After building you will need to make the project (as given in step 5, mentioned in above tutorial). Note that MinGW shell is located inside (Install directory)C:\MinGW\msys\1.0\msys.bat
Type “mingw32-make"
inside the shell after going into the build directory. This will start compilation process with MinGW and will take a while, after which we are ready to use opencv.
I used this test code:
#include "opencv2/opencv.hpp"
#include "opencv2/highgui.hpp"
#include "opencv2/imgproc.hpp"
using namespace cv;
int main(int argc, char** argv) {
   //create a gui window:
   namedWindow("Output",1);
   //initialize a 120X350 matrix of black pixels:
   Mat output = Mat::zeros( 120, 350, CV_8UC3 );
   //write text on the matrix:
   putText(output,
           "Hello World :)",
           cvPoint(15,70),
           FONT_HERSHEY_PLAIN,
           3,
           cvScalar(0,255,0),
           4);
   //display the image:
   imshow("Output", output);
   //wait for the user to press any key:
   waitKey(0);
   return 0;
}
But, compiling this on eclipse now, will create reference error as we haven’t yet configured eclipse to point to opencv library. Open Eclipse > create new c++ project > select MinGW tool chain in right panel and create the project.

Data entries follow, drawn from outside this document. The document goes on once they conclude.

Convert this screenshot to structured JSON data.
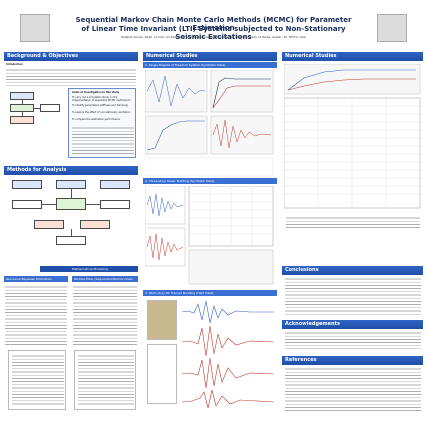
{
  "header": {
    "title_line1": "Sequential Markov Chain Monte Carlo Methods (MCMC) for Parameter Estimation",
    "title_line2": "of Linear Time Invariant (LTI) Systems subjected to Non-Stationary Seismic Excitations",
    "authors": "Mukhat Govali, Dept. of Civil, Architectural and Environmental Engineering, The University of Texas, Austin, TX 78712, USA"
  },
  "sections": {
    "background": "Background & Objectives",
    "introduction": "Introduction",
    "methods": "Methods for Analysis",
    "numerical1": "Numerical Studies",
    "numerical2": "Numerical Studies",
    "conclusions": "Conclusions",
    "acknowledgements": "Acknowledgements",
    "references": "References",
    "math_modelling": "Mathematical Modelling"
  },
  "subheads": {
    "sdof": "1. Single Degree of Freedom System (Synthetic Data)",
    "bear": "2. Three-story Shear Building (Synthetic Data)",
    "multi": "3. Multi-story RC Framed Building (Field Data)",
    "recursive": "Recursive Bayesian Estimation",
    "particle": "Particle Filter (Sequential Markov Chain Monte Carlo)"
  },
  "objectives": {
    "heading": "Goals of investigation in this study",
    "items": [
      "To carry out a simulation study on the implementation of sequential MCMC methods for systems",
      "To identify parameters (stiffness and damping)",
      "To explore the effect of non-stationary excitation",
      "To compare the estimation performance"
    ]
  },
  "colors": {
    "section_blue": "#1f4fa8",
    "title_navy": "#1a2d5a",
    "signal_red": "#c0392b"
  }
}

Now open Project > Properties > GCC C++ compiler > Includes and give here the path to include files (header files). This has to be path to the build file include which we downloaded from Git (and not the one we build). Example:
Given is the file structure for opencv:
+opencv
> build (came with opencv source for windows)
> source (came with opencv source for windows)
>> MyBuild (we build this using CMake)
In this step we need to give the include path to: C:\opencv\build\include
This folder will have all the headers defined in it. We also need to point to the libraries that we will be using. This post shows what is the difference between library and headers. In short headers are interfaces and libraries are implementation.
Now we need to point to libraries. Go to Project > Properties > MinGW C++ Linker > Libraries > “Library search path”. In “Library search path” type in the location for compiled source. In our case it is: C:\opencv\MyCV\lib
Also add the libraries that you want to use in the project. Basically, for each header that you include in the project there is also a library entity that has to be included (Remember the interface – implementation relation of header and library).
Everything is set but it will not run the program even now saying – “terminated”. To correct this you need to copy “libstdc++-6.dll” from “C:\MinGW\bin” to the folder where the executable is being created.